It may seem new that foreign crime writers dominate book sales charts with Henning Mankell, Stieg Larsson and Fred Vargas – but it was the same 80 years ago when Georges Simenon wrote his first Maigret novels.
Unravelling crimes across France, Simenon’s pipe-smoking, harddrinking Inspector Jules Amédée Maigret has been translated into more than 50 languages, published in 55 countries and sold 800million books worldwide.
Now Penguin has undertaken a mammoth task, to republish all 75 of his Maigret novels at the rate of one a month.
The project, which last month saw The Madman of Bergerac released, has been running for more than a year and has just produced a first “omnibus” edition of four novels.
Next month French publishers Places des Editeurs release a Maigret volume, illustrated by Loustal, and the Bibliothèque des Littératures Policières in Paris is featuring works by Simenon and Loustal in an exhibition that runs until the end of this month.
It can only add to Simenon’s phenomenal record as he trails only Shakespeare, Agatha Christie, Barbara Cartland, Danielle Steel and Harold Robbins for global sales with double those of the Harry Potter novels.
Yet the most translated French speaking author of the 20th century is not French: Born in Liège in 1903 he is the world’s most famous Belgian.
Those who have not read his books know dozens of films and TV adaptations, including the 1960-63 Rupert Davies series and Michael Gambon in 1992-93, with word of a new TV series being prepared at the moment.
His intensely atmospheric yet deceptively simple books are perfect for the tabloid generation – Simenon said he used no more than 2,000 words – and are manna for film and TV producers.
Gritty, tightly-written and direct, the characters are so real they translate right on to the scriptwriter’s storyboard as the reader is carried on by the desire to know more. This is not Sherlock Holmes deducing events from unknown clues or the keep-youguessing of Agatha Christie’s Poirot; Maigret is more direct, concerned with the psychology of the criminal – the why, not the who.
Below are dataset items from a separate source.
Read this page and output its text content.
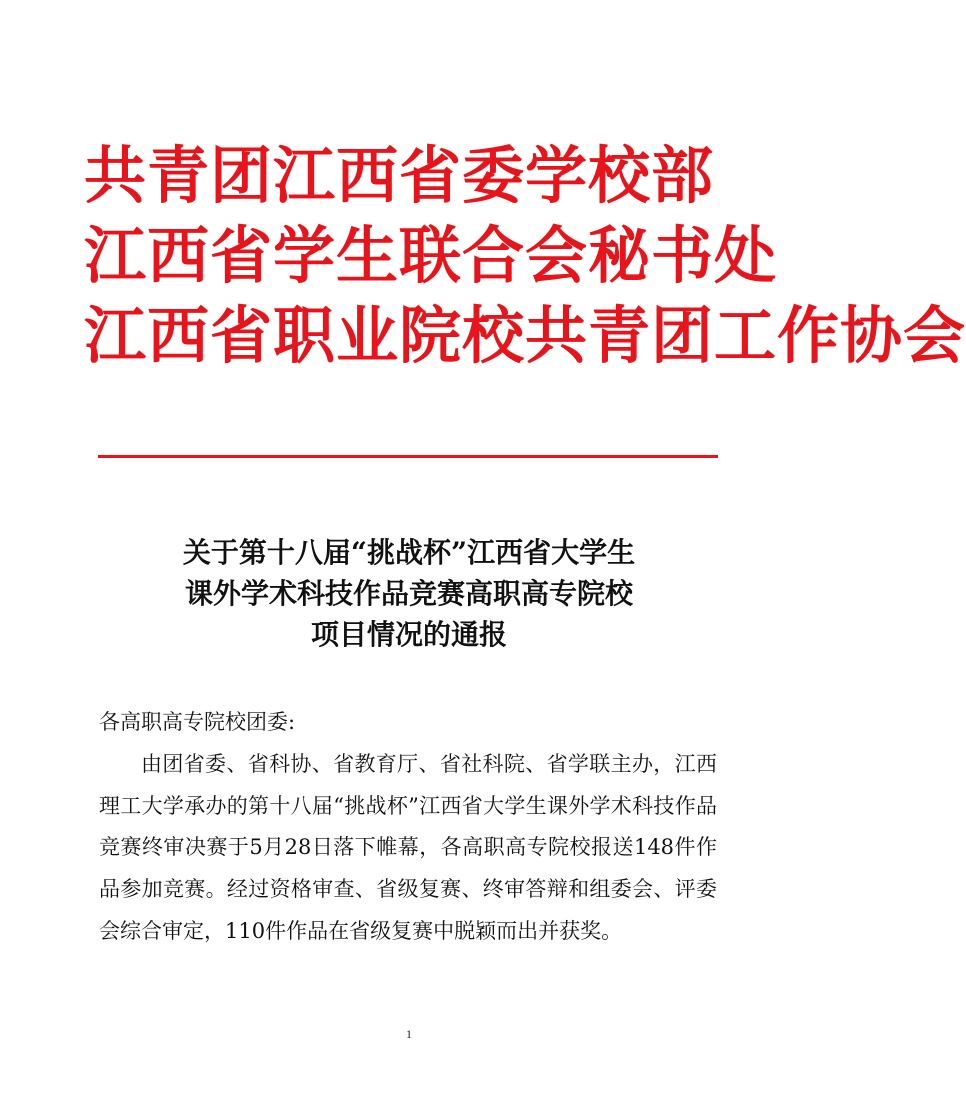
共青团江西省委学校部
江西省学生联合会秘书处
江西省职业院校共青团工作协会
关于第十八届“挑战杯”江西省大学生
课外学术科技作品竞赛高职高专院校
项目情况的通报
各高职高专院校团委:
由团省委、省科协、省教育厅、省社科院、省学联主办，江西理工大学承办的第十八届“挑战杯”江西省大学生课外学术科技作品竞赛终审决赛于5月28日落下帷幕，各高职高专院校报送148件作品参加竞赛。经过资格审查、省级复赛、终审答辩和组委会、评委会综合审定，110件作品在省级复赛中脱颖而出并获奖。
1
La France profonde springs from the page in all its rain-sodden Depression bleakness and Maigret heralded an era of crime writing that felt true to life.
Simenon cared little for conventional morality saying “there are no criminals” and that they were often less guilty than their victims but he added that his outlook on crime came from his teens in occupied Liège during the First World War: “We were taught to cheat and defraud and lie.”
Involved in black-marketeering, he narrowly avoided serious crime and joined La Gazette de Liège as a reporter – called Georges Sim – and studied the new forensic science. But it was his mastery of the psychology of both detective and criminal that underpinned his Maigret.
The detective said his methods were based on watching for cracks in the criminal facade: he watched for “the instant when the human being comes out from behind the opponent”.
The books were written at a phenomenal pace, often at one a week with Maigret being only a fraction of Simenon’s output – just 77 novels out of more than 400 but by far the most popular and still as readable today.
He bitterly resented that his “romans durs” serious novels such as Dirty Snow and Monsieur Monde Vanishes were not seen as literature and said “Maigret has done me much harm”.
It was not until 2003, years after his death in 1989, that he was recognised when publishers La Pléiade put together Maigret and other novels for a prestigious reference collection.
His chaotic life – he was an alcoholic and claimed to have bedded 10,000 women and shared his house with his wife, son and two mistresses – made his lifestyle as well-known as his writing: which should make him possible material for a film in itself.
Maigret in brief
AFTER Simenon wrote his 19th Maigret novel in 1934 he got tired and retired him off – ironically, the book was published in Britain as Maigret Returns. He returned six years later after Simenon had written the romans durs he preferred.
SEVEN-times Oscar nominated director Mike Leigh got his first credited acting role as a deaf mute in an episode of the 1960s Maigret TV series.
IN THE first Maigret book, Pietr the Latvian, Maigret’s trusted colleague Detective Torrence is murdered – but he was too good to stay dead and returned in later novels.
ACTOR Rupert Davies, who played Maigret in the 1960s TV series, bought the 1954 Citroën Light 15/6H Traction Avant that featured in the show. To many viewers it was the Maigret car. The present owner has put it up for sale in the UK.
MAIGRET lived on Boulevard Richard-Lenoir, which came tragically to the fore last month as the street where police officer Ahmed Merabet was shot and killed by the Charlie Hebdo terrorists.